I have BILSTEIN 5100 Series ride height adjustable coil overs in my Rock Warrior and so far, I love them. I haven't plowed with them yet but, Spudman was running the same thing along with Timbrens on his Tundra and he never had a problem with his 7.5' XBlade. My Bilstiens raise my Tundra up about 2.5".


----------



## jstevens66 (Sep 28, 2012)

mercer_me;1819037 said:


> I have BILSTEIN 5100 Series ride height adjustable coil overs in my Rock Warrior and so far, I love them. I haven't plowed with them yet but, Spudman was running the same thing along with Timbrens on his Tundra and he never had a problem with his 7.5' XBlade. My Bilstiens raise my Tundra up about 2.5".

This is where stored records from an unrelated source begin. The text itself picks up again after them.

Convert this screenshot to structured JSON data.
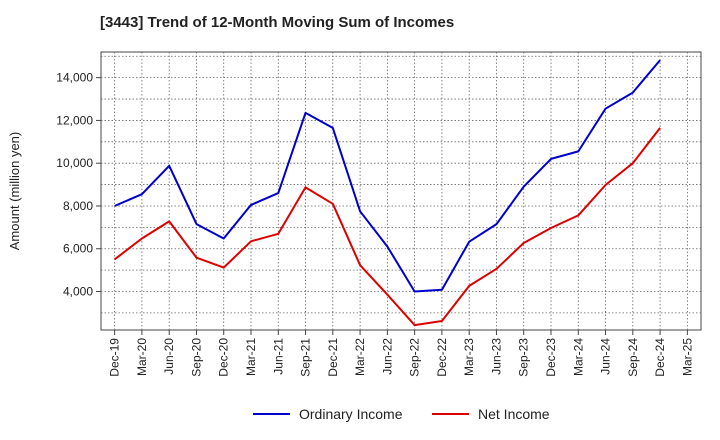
{
  "chart_data": {
    "type": "line",
    "title": "[3443]  Trend of 12-Month Moving Sum of Incomes",
    "ylabel": "Amount (million yen)",
    "xlabel": "",
    "categories": [
      "Dec-19",
      "Mar-20",
      "Jun-20",
      "Sep-20",
      "Dec-20",
      "Mar-21",
      "Jun-21",
      "Sep-21",
      "Dec-21",
      "Mar-22",
      "Jun-22",
      "Sep-22",
      "Dec-22",
      "Mar-23",
      "Jun-23",
      "Sep-23",
      "Dec-23",
      "Mar-24",
      "Jun-24",
      "Sep-24",
      "Dec-24",
      "Mar-25"
    ],
    "ylim": [
      2200,
      15200
    ],
    "yticks": [
      4000,
      6000,
      8000,
      10000,
      12000,
      14000
    ],
    "ytick_labels": [
      "4,000",
      "6,000",
      "8,000",
      "10,000",
      "12,000",
      "14,000"
    ],
    "grid": true,
    "legend_position": "bottom",
    "series": [
      {
        "name": "Ordinary Income",
        "color": "#0000cc",
        "values": [
          8000,
          8550,
          9880,
          7150,
          6480,
          8050,
          8600,
          12350,
          11650,
          7750,
          6100,
          4000,
          4080,
          6330,
          7150,
          8900,
          10200,
          10550,
          12550,
          13300,
          14820,
          null
        ]
      },
      {
        "name": "Net Income",
        "color": "#dd0000",
        "values": [
          5500,
          6480,
          7280,
          5580,
          5120,
          6350,
          6700,
          8870,
          8100,
          5230,
          3850,
          2430,
          2620,
          4260,
          5060,
          6270,
          6970,
          7560,
          8980,
          10000,
          11650,
          null
        ]
      }
    ]
  }
}
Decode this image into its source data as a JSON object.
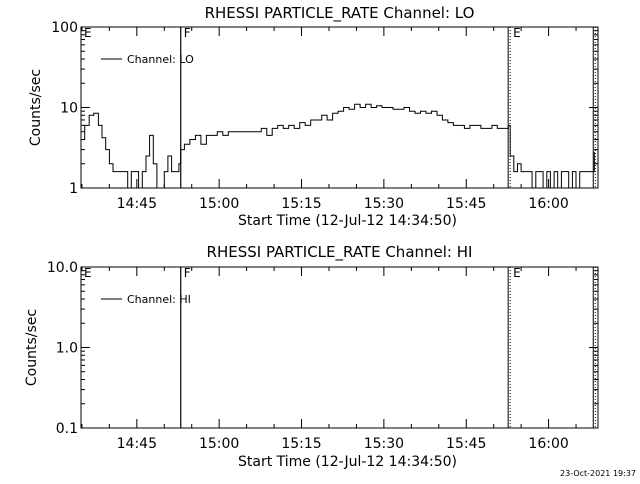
{
  "footer_timestamp": "23-Oct-2021 19:37",
  "chart_data": [
    {
      "type": "line",
      "title": "RHESSI PARTICLE_RATE Channel: LO",
      "xlabel": "Start Time (12-Jul-12 14:34:50)",
      "ylabel": "Counts/sec",
      "yscale": "log",
      "xlim": [
        "14:34:50",
        "16:09:00"
      ],
      "ylim": [
        1,
        100
      ],
      "x_ticks": [
        "14:45",
        "15:00",
        "15:15",
        "15:30",
        "15:45",
        "16:00"
      ],
      "y_ticks": [
        "1",
        "10",
        "100"
      ],
      "legend": {
        "position": "top-left",
        "entries": [
          "Channel: LO"
        ]
      },
      "markers": [
        {
          "time": "14:34:50",
          "label": "E",
          "style": "none"
        },
        {
          "time": "14:53:00",
          "label": "F",
          "style": "solid"
        },
        {
          "time": "15:53:00",
          "label": "E",
          "style": "dotted"
        },
        {
          "time": "16:08:30",
          "label": "",
          "style": "dotted"
        }
      ],
      "series": [
        {
          "name": "Channel: LO",
          "x": [
            "14:34:50",
            "14:35:30",
            "14:36:20",
            "14:37:10",
            "14:38:00",
            "14:38:40",
            "14:39:20",
            "14:40:00",
            "14:40:40",
            "14:41:20",
            "14:42:00",
            "14:42:40",
            "14:43:20",
            "14:44:00",
            "14:44:40",
            "14:45:20",
            "14:46:00",
            "14:46:40",
            "14:47:20",
            "14:48:00",
            "14:48:40",
            "14:49:20",
            "14:50:00",
            "14:50:40",
            "14:51:20",
            "14:52:00",
            "14:52:40",
            "14:53:00",
            "14:53:40",
            "14:54:40",
            "14:55:40",
            "14:56:40",
            "14:57:40",
            "14:58:40",
            "14:59:40",
            "15:00:40",
            "15:01:40",
            "15:02:40",
            "15:03:40",
            "15:04:40",
            "15:05:40",
            "15:06:40",
            "15:07:40",
            "15:08:40",
            "15:09:40",
            "15:10:40",
            "15:11:40",
            "15:12:40",
            "15:13:40",
            "15:14:40",
            "15:15:40",
            "15:16:40",
            "15:17:40",
            "15:18:40",
            "15:19:40",
            "15:20:40",
            "15:21:40",
            "15:22:40",
            "15:23:40",
            "15:24:40",
            "15:25:40",
            "15:26:40",
            "15:27:40",
            "15:28:40",
            "15:29:40",
            "15:30:40",
            "15:31:40",
            "15:32:40",
            "15:33:40",
            "15:34:40",
            "15:35:40",
            "15:36:40",
            "15:37:40",
            "15:38:40",
            "15:39:40",
            "15:40:40",
            "15:41:40",
            "15:42:40",
            "15:43:40",
            "15:44:40",
            "15:45:40",
            "15:46:40",
            "15:47:40",
            "15:48:40",
            "15:49:40",
            "15:50:40",
            "15:51:40",
            "15:52:40",
            "15:53:00",
            "15:53:40",
            "15:54:20",
            "15:55:00",
            "15:55:40",
            "15:56:20",
            "15:57:00",
            "15:57:40",
            "15:58:20",
            "15:59:00",
            "15:59:40",
            "16:00:20",
            "16:01:00",
            "16:01:40",
            "16:02:20",
            "16:03:00",
            "16:03:40",
            "16:04:20",
            "16:05:00",
            "16:05:40",
            "16:06:20",
            "16:07:00",
            "16:07:40",
            "16:08:20"
          ],
          "values": [
            4,
            6,
            8,
            8.5,
            6,
            4.2,
            3,
            2,
            1.6,
            1.6,
            1.6,
            1.6,
            1,
            1.6,
            1.6,
            1,
            1.6,
            2.5,
            4.5,
            2,
            1,
            0.8,
            1.6,
            2.5,
            1.6,
            1.6,
            2,
            3,
            3.5,
            4,
            4.5,
            3.5,
            4.5,
            4.5,
            5,
            4.5,
            5,
            5,
            5,
            5,
            5,
            5,
            5.5,
            4.5,
            5.5,
            6,
            5.5,
            6,
            5.5,
            6.5,
            6,
            7,
            7,
            8,
            7,
            8.5,
            9,
            10,
            9.5,
            11,
            10,
            11,
            10,
            10.5,
            10,
            10,
            9.5,
            9.5,
            10,
            9,
            8.5,
            9,
            8.5,
            9,
            8,
            7,
            6.5,
            6,
            6,
            5.5,
            6,
            6,
            5.5,
            5.5,
            6,
            5.5,
            5.5,
            6,
            2.5,
            1.6,
            2,
            1.6,
            1.6,
            1.6,
            1,
            1.6,
            1.6,
            1,
            1.6,
            1,
            1.6,
            1,
            1.6,
            1.6,
            1,
            1.6,
            1,
            1.6,
            1.6,
            1.6,
            1.6,
            2.8
          ]
        }
      ]
    },
    {
      "type": "line",
      "title": "RHESSI PARTICLE_RATE Channel: HI",
      "xlabel": "Start Time (12-Jul-12 14:34:50)",
      "ylabel": "Counts/sec",
      "yscale": "log",
      "xlim": [
        "14:34:50",
        "16:09:00"
      ],
      "ylim": [
        0.1,
        10
      ],
      "x_ticks": [
        "14:45",
        "15:00",
        "15:15",
        "15:30",
        "15:45",
        "16:00"
      ],
      "y_ticks": [
        "0.1",
        "1.0",
        "10.0"
      ],
      "legend": {
        "position": "top-left",
        "entries": [
          "Channel: HI"
        ]
      },
      "markers": [
        {
          "time": "14:34:50",
          "label": "E",
          "style": "none"
        },
        {
          "time": "14:53:00",
          "label": "F",
          "style": "solid"
        },
        {
          "time": "15:53:00",
          "label": "E",
          "style": "dotted"
        },
        {
          "time": "16:08:30",
          "label": "",
          "style": "dotted"
        }
      ],
      "series": [
        {
          "name": "Channel: HI",
          "x": [],
          "values": []
        }
      ]
    }
  ]
}
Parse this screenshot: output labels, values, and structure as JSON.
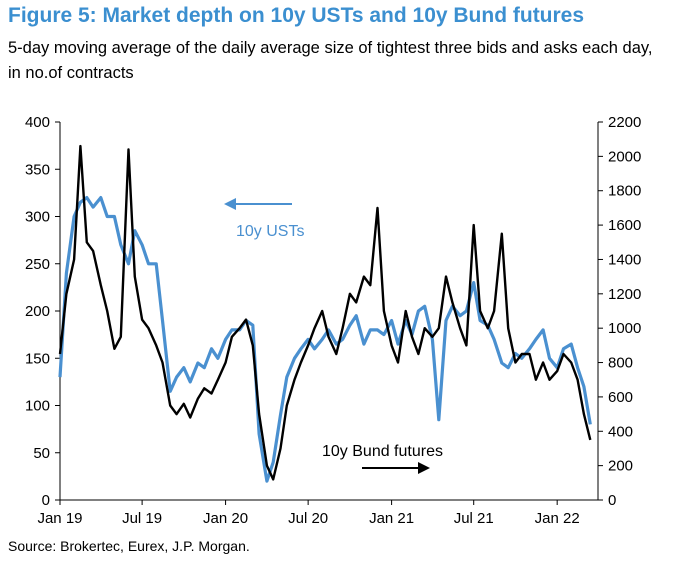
{
  "header": {
    "title": "Figure 5: Market depth on 10y USTs and 10y Bund futures",
    "subtitle": "5-day moving average of the daily average size of tightest three bids and asks each day, in no.of contracts"
  },
  "footer": {
    "source": "Source: Brokertec, Eurex, J.P. Morgan."
  },
  "colors": {
    "ust": "#4a90d0",
    "bund": "#000000",
    "title": "#3b8fd0"
  },
  "chart_data": {
    "type": "line",
    "title": "Figure 5: Market depth on 10y USTs and 10y Bund futures",
    "xlabel": "",
    "ylabel": "",
    "x_ticks": [
      "Jan 19",
      "Jul 19",
      "Jan 20",
      "Jul 20",
      "Jan 21",
      "Jul 21",
      "Jan 22"
    ],
    "x_range": [
      "2019-01",
      "2022-04"
    ],
    "y_left": {
      "ticks": [
        0,
        50,
        100,
        150,
        200,
        250,
        300,
        350,
        400
      ],
      "ylim": [
        0,
        400
      ]
    },
    "y_right": {
      "ticks": [
        0,
        200,
        400,
        600,
        800,
        1000,
        1200,
        1400,
        1600,
        1800,
        2000,
        2200
      ],
      "ylim": [
        0,
        2200
      ]
    },
    "annotations": [
      {
        "text": "10y USTs",
        "arrow": "left",
        "color": "#4a90d0"
      },
      {
        "text": "10y Bund futures",
        "arrow": "right",
        "color": "#000000"
      }
    ],
    "grid": false,
    "series": [
      {
        "name": "10y USTs",
        "axis": "left",
        "color": "#4a90d0",
        "x": [
          "2019-01-01",
          "2019-01-15",
          "2019-02-01",
          "2019-02-15",
          "2019-03-01",
          "2019-03-15",
          "2019-04-01",
          "2019-04-15",
          "2019-05-01",
          "2019-05-15",
          "2019-06-01",
          "2019-06-15",
          "2019-07-01",
          "2019-07-15",
          "2019-08-01",
          "2019-08-15",
          "2019-09-01",
          "2019-09-15",
          "2019-10-01",
          "2019-10-15",
          "2019-11-01",
          "2019-11-15",
          "2019-12-01",
          "2019-12-15",
          "2020-01-01",
          "2020-01-15",
          "2020-02-01",
          "2020-02-15",
          "2020-03-01",
          "2020-03-15",
          "2020-04-01",
          "2020-04-15",
          "2020-05-01",
          "2020-05-15",
          "2020-06-01",
          "2020-06-15",
          "2020-07-01",
          "2020-07-15",
          "2020-08-01",
          "2020-08-15",
          "2020-09-01",
          "2020-09-15",
          "2020-10-01",
          "2020-10-15",
          "2020-11-01",
          "2020-11-15",
          "2020-12-01",
          "2020-12-15",
          "2021-01-01",
          "2021-01-15",
          "2021-02-01",
          "2021-02-15",
          "2021-03-01",
          "2021-03-15",
          "2021-04-01",
          "2021-04-15",
          "2021-05-01",
          "2021-05-15",
          "2021-06-01",
          "2021-06-15",
          "2021-07-01",
          "2021-07-15",
          "2021-08-01",
          "2021-08-15",
          "2021-09-01",
          "2021-09-15",
          "2021-10-01",
          "2021-10-15",
          "2021-11-01",
          "2021-11-15",
          "2021-12-01",
          "2021-12-15",
          "2022-01-01",
          "2022-01-15",
          "2022-02-01",
          "2022-02-15",
          "2022-03-01",
          "2022-03-15"
        ],
        "values": [
          130,
          240,
          300,
          315,
          320,
          310,
          320,
          300,
          300,
          270,
          250,
          285,
          270,
          250,
          250,
          190,
          115,
          130,
          140,
          125,
          145,
          140,
          160,
          150,
          170,
          180,
          180,
          190,
          185,
          70,
          20,
          40,
          90,
          130,
          150,
          160,
          170,
          160,
          170,
          180,
          165,
          170,
          185,
          195,
          165,
          180,
          180,
          175,
          190,
          165,
          190,
          175,
          200,
          205,
          170,
          85,
          190,
          205,
          195,
          200,
          230,
          190,
          185,
          170,
          145,
          140,
          155,
          150,
          160,
          170,
          180,
          150,
          140,
          160,
          165,
          140,
          120,
          80
        ]
      },
      {
        "name": "10y Bund futures",
        "axis": "right",
        "color": "#000000",
        "x": [
          "2019-01-01",
          "2019-01-15",
          "2019-02-01",
          "2019-02-15",
          "2019-03-01",
          "2019-03-15",
          "2019-04-01",
          "2019-04-15",
          "2019-05-01",
          "2019-05-15",
          "2019-06-01",
          "2019-06-15",
          "2019-07-01",
          "2019-07-15",
          "2019-08-01",
          "2019-08-15",
          "2019-09-01",
          "2019-09-15",
          "2019-10-01",
          "2019-10-15",
          "2019-11-01",
          "2019-11-15",
          "2019-12-01",
          "2019-12-15",
          "2020-01-01",
          "2020-01-15",
          "2020-02-01",
          "2020-02-15",
          "2020-03-01",
          "2020-03-15",
          "2020-04-01",
          "2020-04-15",
          "2020-05-01",
          "2020-05-15",
          "2020-06-01",
          "2020-06-15",
          "2020-07-01",
          "2020-07-15",
          "2020-08-01",
          "2020-08-15",
          "2020-09-01",
          "2020-09-15",
          "2020-10-01",
          "2020-10-15",
          "2020-11-01",
          "2020-11-15",
          "2020-12-01",
          "2020-12-15",
          "2021-01-01",
          "2021-01-15",
          "2021-02-01",
          "2021-02-15",
          "2021-03-01",
          "2021-03-15",
          "2021-04-01",
          "2021-04-15",
          "2021-05-01",
          "2021-05-15",
          "2021-06-01",
          "2021-06-15",
          "2021-07-01",
          "2021-07-15",
          "2021-08-01",
          "2021-08-15",
          "2021-09-01",
          "2021-09-15",
          "2021-10-01",
          "2021-10-15",
          "2021-11-01",
          "2021-11-15",
          "2021-12-01",
          "2021-12-15",
          "2022-01-01",
          "2022-01-15",
          "2022-02-01",
          "2022-02-15",
          "2022-03-01",
          "2022-03-15"
        ],
        "values": [
          850,
          1200,
          1400,
          2060,
          1500,
          1450,
          1250,
          1100,
          880,
          950,
          2040,
          1300,
          1050,
          1000,
          900,
          800,
          550,
          500,
          560,
          480,
          590,
          650,
          620,
          700,
          800,
          950,
          1000,
          1050,
          900,
          500,
          200,
          120,
          300,
          550,
          700,
          800,
          900,
          1000,
          1100,
          950,
          850,
          1000,
          1200,
          1150,
          1300,
          1250,
          1700,
          1100,
          900,
          800,
          1100,
          950,
          850,
          1000,
          950,
          1000,
          1300,
          1150,
          1000,
          900,
          1600,
          1100,
          1000,
          1100,
          1550,
          1000,
          800,
          850,
          850,
          700,
          800,
          700,
          750,
          850,
          800,
          700,
          500,
          350
        ]
      }
    ]
  }
}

Yea, I might just go for the 5100s, and if I don't like them, I'll get the OME. It's just that little snap ring, the adjustable part that gives you the lift, just doesn't look that strong, but, I've heard more good stories about the 5100s than the horror stories, ex: snap ring letting go-very very bad!!! lol. But they are like a quarter of the price that OME are. I don't know, I'll let you know what I do, probably the 5100.


----------



## jstevens66 (Sep 28, 2012)

mercer_me;1819037 said:


> I have BILSTEIN 5100 Series ride height adjustable coil overs in my Rock Warrior and so far, I love them. I haven't plowed with them yet but, Spudman was running the same thing along with Timbrens on his Tundra and he never had a problem with his 7.5' XBlade. My Bilstiens raise my Tundra up about 2.5".


Hey mercer, I just ordered the 5100s for my truck, front and rear, probably have them installed in the next week or two, I'll let you know how it goes. Does your truck have them on the rear too?


----------



## mercer_me (Sep 13, 2008)

jstevens66;1821130 said:


> Hey mercer, I just ordered the 5100s for my truck, front and rear, probably have them installed in the next week or two, I'll let you know how it goes. Does your truck have them on the rear too?


My truck only has the 5100's in the front. But, since it's a Rock Warrior it came stock with Bilstiens in the rear but, I'm not sure what model.


----------



## jstevens66 (Sep 28, 2012)

mercer_me;1821145 said:


> My truck only has the 5100's in the front. But, since it's a Rock Warrior it came stock with Bilstiens in the rear but, I'm not sure what model.


My truck also came with the stock bilsteins in it. My order got messed up last night so I cancelled the 5100 order, I ended up getting the pro comp ride height adjustable shocks, just ordered them, can't wait to get them installed!! I'll give ya an update when I get them in.


----------



## silvrevo (May 14, 2013)

Steve,

I have the OME and his shocks inn the front. And the back is still 1/2" higher.

I love how it leveled out the truck, and the ride is pretty nice, more truck like.

I have a few pics on here of my truck if you search.


----------